Another in the occasional series on “Far-Flung Lost London” …
Hayes was first recorded in an Anglo-Saxon charter of 831 as Haese, from an Old English word meaning “heath-land”. It was a small village for most of its history, only beginning to become suburbanised after the coming of the Grand Junction Canal in the late eighteenth century and the Great Western Railway in the mid-nineteenth. It is now administratively part of the Urban District of Hayes and Harlington in the London Borough of Hillingdon.
Church of St Mary
The original church of St Mary was probably built here sometime in the Saxon period, being mentioned in the Norman Domesday Book of 1086. The present church was built in the early Medieval period, in the twelfth or thirteenth century (*); and extended in the late Medieval, in the fifteenth century, when the north aisle and tower were added; and again in the post-Medieval, in the sixteenth century, when the south aisle, south porch and lych-gate were added.

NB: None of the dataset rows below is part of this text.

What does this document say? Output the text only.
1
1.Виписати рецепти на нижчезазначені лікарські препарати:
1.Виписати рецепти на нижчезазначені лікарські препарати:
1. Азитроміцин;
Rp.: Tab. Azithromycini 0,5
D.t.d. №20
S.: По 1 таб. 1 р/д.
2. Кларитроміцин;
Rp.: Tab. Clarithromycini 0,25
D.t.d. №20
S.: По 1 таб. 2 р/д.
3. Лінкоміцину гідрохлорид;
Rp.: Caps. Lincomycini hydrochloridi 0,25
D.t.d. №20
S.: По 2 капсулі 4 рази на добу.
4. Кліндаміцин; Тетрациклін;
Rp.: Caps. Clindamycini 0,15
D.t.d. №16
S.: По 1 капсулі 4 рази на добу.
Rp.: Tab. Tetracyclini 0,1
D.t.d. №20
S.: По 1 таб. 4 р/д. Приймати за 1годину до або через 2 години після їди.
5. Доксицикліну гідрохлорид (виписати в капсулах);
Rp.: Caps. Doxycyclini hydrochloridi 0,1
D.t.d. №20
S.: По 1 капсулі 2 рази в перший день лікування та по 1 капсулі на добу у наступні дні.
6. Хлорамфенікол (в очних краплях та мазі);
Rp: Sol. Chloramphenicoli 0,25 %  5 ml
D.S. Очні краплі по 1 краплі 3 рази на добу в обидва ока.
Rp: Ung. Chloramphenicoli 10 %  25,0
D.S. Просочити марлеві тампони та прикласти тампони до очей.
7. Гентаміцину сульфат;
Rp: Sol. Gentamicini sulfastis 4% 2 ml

In the nave, the font, mural of St Christopher, piscina and sedilia survive from the Medieval period.
There are also some surviving Medieval to post-Medieval memorials: to Robert Lellee, Rector (who died sometime between 1356 and 1375); Robert Burgeys, Rector (d. 1421); Walter Grene, a “Controller of Tonnage and Poundage” in the Port of London, a Justice of the Peace and a Member of Parliament (d. 1456); Thomas Higate (d. 1579); Sir Edward Fenner, a Judge of the King’s Bench (d. 1611); and Veare Jenyns (d. 1644). In the churchyard is the surviving grave of Richard Bixey (d. 1660).

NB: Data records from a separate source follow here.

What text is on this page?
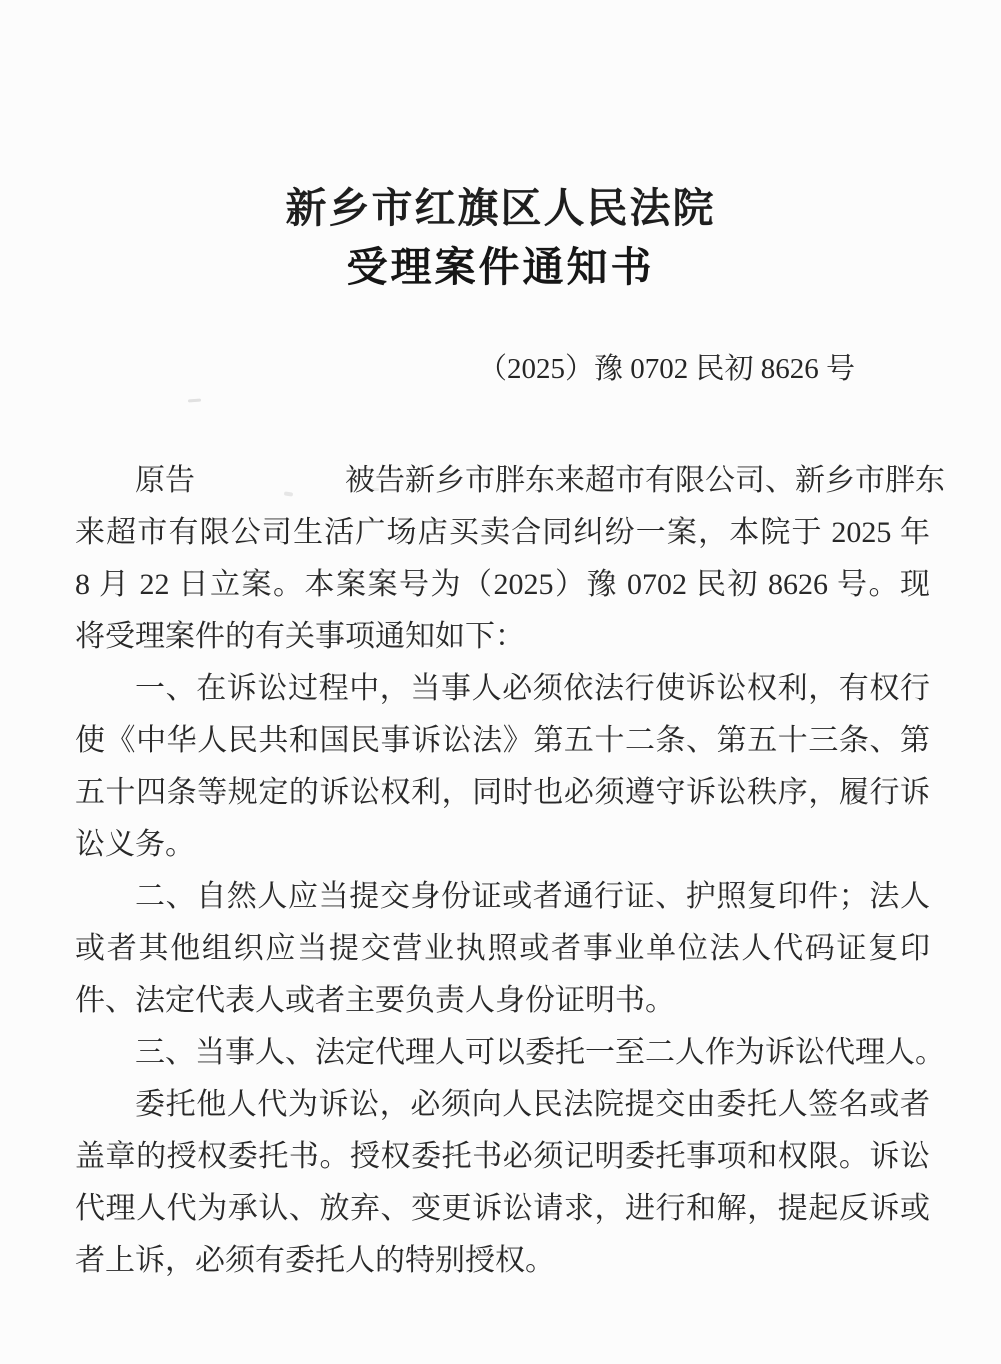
新乡市红旗区人民法院
受理案件通知书
（2025）豫 0702 民初 8626 号
原告　　　　　被告新乡市胖东来超市有限公司、新乡市胖东
来超市有限公司生活广场店买卖合同纠纷一案，本院于 2025 年
8 月 22 日立案。本案案号为（2025）豫 0702 民初 8626 号。现
将受理案件的有关事项通知如下：
一、在诉讼过程中，当事人必须依法行使诉讼权利，有权行
使《中华人民共和国民事诉讼法》第五十二条、第五十三条、第
五十四条等规定的诉讼权利，同时也必须遵守诉讼秩序，履行诉
讼义务。
二、自然人应当提交身份证或者通行证、护照复印件；法人
或者其他组织应当提交营业执照或者事业单位法人代码证复印
件、法定代表人或者主要负责人身份证明书。
三、当事人、法定代理人可以委托一至二人作为诉讼代理人。
委托他人代为诉讼，必须向人民法院提交由委托人签名或者
盖章的授权委托书。授权委托书必须记明委托事项和权限。诉讼
代理人代为承认、放弃、变更诉讼请求，进行和解，提起反诉或
者上诉，必须有委托人的特别授权。
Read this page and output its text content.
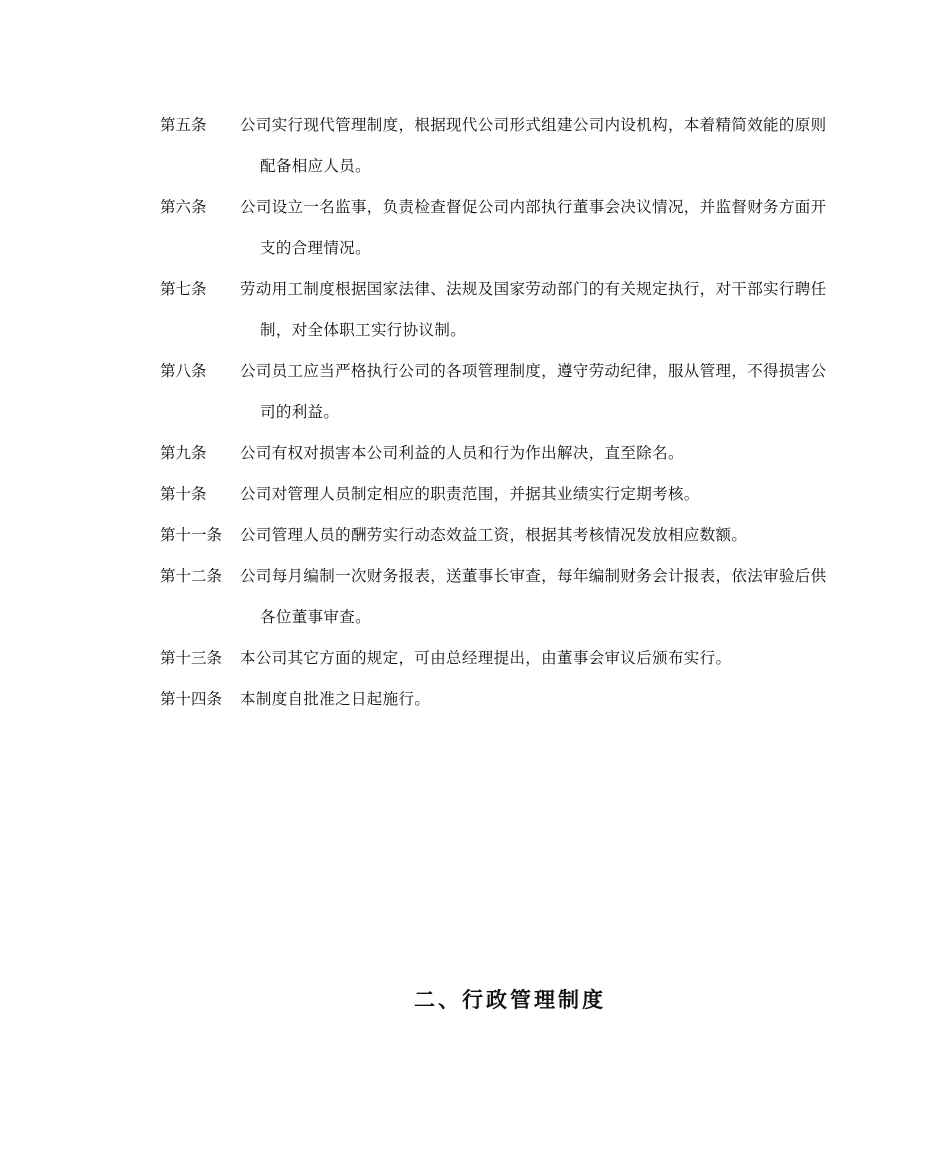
第五条 公司实行现代管理制度，根据现代公司形式组建公司内设机构，本着精简效能的原则
配备相应人员。
第六条 公司设立一名监事，负责检查督促公司内部执行董事会决议情况，并监督财务方面开
支的合理情况。
第七条 劳动用工制度根据国家法律、法规及国家劳动部门的有关规定执行，对干部实行聘任
制，对全体职工实行协议制。
第八条 公司员工应当严格执行公司的各项管理制度，遵守劳动纪律，服从管理，不得损害公
司的利益。
第九条 公司有权对损害本公司利益的人员和行为作出解决，直至除名。
第十条 公司对管理人员制定相应的职责范围，并据其业绩实行定期考核。
第十一条 公司管理人员的酬劳实行动态效益工资，根据其考核情况发放相应数额。
第十二条 公司每月编制一次财务报表，送董事长审查，每年编制财务会计报表，依法审验后供
各位董事审查。
第十三条 本公司其它方面的规定，可由总经理提出，由董事会审议后颁布实行。
第十四条 本制度自批准之日起施行。
二、行政管理制度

In 1534, Henry Gold, the “Vicar of Hayes”, an accomplice of the traitress Elizabeth Barton (the “Holy Maid of Kent”), was executed alongside her at Tyburn. And in 1650, Patrick Young, Rector, was ejected from his post, for refusing to follow the rule of the Independents during the Civil War.
(*) Sources differ. Note, though, that the first record of a Rector is from 1259.